Britain's Royal Mint released the first three coins of the Queen's Beasts series within a year. That is quite unusual as most other coin series see only one new coin design released each year. The first coin was issued in March 2016, followed by the second coin in November 2016 and the third in March 2017. Proof coins with the first coin design that shows the Lion of England however only came out in December 2016. Seven additional coins will come out in succession until the series scheduled completion in 2021.
Mintage of the brilliant uncirculated 1 oz and 1/4 oz British Queen's Beasts Gold coins is not capped and according to the current market demand.
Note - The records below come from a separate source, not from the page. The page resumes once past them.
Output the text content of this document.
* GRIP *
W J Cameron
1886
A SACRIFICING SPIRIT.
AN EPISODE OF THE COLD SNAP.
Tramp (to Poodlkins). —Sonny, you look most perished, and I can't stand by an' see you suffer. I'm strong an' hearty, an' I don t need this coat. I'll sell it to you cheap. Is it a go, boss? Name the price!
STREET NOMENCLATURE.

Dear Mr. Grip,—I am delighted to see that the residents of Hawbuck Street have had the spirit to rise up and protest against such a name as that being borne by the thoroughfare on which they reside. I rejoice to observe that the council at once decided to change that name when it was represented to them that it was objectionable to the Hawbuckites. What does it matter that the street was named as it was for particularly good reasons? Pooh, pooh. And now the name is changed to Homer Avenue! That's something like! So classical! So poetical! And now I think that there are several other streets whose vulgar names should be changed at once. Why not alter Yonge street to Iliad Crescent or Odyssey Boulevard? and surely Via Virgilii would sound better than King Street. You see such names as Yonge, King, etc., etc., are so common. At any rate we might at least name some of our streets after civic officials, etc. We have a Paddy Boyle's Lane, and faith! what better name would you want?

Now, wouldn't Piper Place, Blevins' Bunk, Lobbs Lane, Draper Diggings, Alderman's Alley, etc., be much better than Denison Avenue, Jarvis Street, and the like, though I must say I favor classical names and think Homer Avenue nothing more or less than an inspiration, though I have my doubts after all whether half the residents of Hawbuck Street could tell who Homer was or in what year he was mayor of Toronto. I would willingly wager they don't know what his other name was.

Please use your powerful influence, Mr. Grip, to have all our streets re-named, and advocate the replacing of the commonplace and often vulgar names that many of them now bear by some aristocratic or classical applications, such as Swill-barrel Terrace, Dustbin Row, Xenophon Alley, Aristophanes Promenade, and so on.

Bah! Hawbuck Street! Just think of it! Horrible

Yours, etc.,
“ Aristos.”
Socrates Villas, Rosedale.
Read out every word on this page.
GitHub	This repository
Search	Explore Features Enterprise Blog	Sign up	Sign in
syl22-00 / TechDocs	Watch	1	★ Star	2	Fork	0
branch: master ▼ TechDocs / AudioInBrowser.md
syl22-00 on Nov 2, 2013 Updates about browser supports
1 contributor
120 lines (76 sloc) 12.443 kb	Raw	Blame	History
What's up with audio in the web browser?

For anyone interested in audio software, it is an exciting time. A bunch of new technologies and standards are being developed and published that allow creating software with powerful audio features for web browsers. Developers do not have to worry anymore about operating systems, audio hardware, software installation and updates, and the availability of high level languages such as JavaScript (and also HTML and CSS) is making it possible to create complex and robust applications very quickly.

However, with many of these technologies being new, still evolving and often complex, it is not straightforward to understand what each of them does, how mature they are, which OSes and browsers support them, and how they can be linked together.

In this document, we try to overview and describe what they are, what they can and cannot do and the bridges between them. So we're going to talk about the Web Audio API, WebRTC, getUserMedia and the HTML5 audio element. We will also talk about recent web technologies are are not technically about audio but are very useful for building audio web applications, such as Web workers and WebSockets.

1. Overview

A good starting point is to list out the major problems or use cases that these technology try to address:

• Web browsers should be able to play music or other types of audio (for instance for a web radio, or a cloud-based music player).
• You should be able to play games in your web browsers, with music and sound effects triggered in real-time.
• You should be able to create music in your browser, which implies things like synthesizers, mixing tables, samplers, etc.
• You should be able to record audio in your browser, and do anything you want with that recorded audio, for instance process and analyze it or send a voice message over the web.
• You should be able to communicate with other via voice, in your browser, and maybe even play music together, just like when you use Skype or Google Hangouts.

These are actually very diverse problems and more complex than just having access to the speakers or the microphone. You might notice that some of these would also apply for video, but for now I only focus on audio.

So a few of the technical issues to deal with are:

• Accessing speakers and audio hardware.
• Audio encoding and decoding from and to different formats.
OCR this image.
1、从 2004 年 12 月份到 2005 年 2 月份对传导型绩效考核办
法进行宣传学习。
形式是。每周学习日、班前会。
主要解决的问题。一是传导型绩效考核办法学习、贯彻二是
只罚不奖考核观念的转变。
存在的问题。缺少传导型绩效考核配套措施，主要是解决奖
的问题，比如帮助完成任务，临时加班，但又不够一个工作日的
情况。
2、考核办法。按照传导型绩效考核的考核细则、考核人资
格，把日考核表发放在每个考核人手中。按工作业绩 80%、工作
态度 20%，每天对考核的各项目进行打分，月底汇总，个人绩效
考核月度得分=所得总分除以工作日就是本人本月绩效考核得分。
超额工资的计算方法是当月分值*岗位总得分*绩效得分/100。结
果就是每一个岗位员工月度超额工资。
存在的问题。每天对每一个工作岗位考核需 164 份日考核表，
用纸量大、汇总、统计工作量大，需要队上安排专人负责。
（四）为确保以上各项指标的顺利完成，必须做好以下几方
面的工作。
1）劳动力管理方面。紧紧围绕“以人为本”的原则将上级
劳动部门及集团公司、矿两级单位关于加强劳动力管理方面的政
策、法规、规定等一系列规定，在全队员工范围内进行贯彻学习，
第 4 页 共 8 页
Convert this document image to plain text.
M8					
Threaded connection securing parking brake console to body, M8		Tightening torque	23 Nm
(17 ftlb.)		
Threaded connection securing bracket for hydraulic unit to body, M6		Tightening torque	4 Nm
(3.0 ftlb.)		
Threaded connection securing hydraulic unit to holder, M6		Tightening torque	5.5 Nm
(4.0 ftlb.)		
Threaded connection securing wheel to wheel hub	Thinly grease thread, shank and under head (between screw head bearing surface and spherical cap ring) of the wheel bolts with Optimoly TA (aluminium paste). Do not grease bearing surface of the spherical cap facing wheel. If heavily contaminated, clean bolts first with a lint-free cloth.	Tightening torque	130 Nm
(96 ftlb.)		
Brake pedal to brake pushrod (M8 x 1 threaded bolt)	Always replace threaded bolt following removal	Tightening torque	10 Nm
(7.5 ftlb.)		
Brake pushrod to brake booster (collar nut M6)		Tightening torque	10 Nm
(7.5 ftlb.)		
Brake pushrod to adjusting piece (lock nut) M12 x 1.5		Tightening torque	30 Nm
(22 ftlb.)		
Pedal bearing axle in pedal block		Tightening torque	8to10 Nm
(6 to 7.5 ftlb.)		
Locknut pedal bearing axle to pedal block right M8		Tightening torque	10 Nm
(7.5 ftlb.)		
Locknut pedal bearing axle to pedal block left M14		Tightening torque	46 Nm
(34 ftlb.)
However, there are maximum mintages in place for the 1 kg, 5 oz, 1 oz and 1/4 oz proof versions of the coins.
The Royal Mint introduced the Queen's Beasts silver coins in 2016, just like the gold version of the coins. The design of the silver coins is identical to that of the gold coins and the first three coin designs displayed the Lion of England, the Griffin of Edward III and the Red Dragon of Wales in succession. The coins are minted out of 99.99% fine silver. Brilliant uncirculated coins are minted according to market demand in the sizes of 2 oz and 10 oz. Mintage of the four proof coin sizes (1 kg, 10 oz, 5 oz, 1 oz) is capped however. A total of 10 coin designs will eventually make up the Queen's Beasts series when it ends in 2021.
The Queen's Beasts Silver coin page gives more information about the coins and allows you to compare current prices.
Due to the overwhelming success of the gold and silver version of the Queen's Beasts coins, the Royal Mint decided to expand the series in 2017 by including a platinum version. The new 1 oz Queen's Beasts Platinum coins are 99.95% pure and have a face value of £100. For now, only brilliant uncirculated coins are issued. They are very thin with a thickness of just 1 mm and 32.69 mm in diameter. The first inaugural issue shows the Lion of England on the reverse and a portrait of Queen Elizabeth II on the obverse. The reverse design of the 2nd coin shows the Griffin of Edward III. When the series eventually ends, a total of 10 coins will have been released.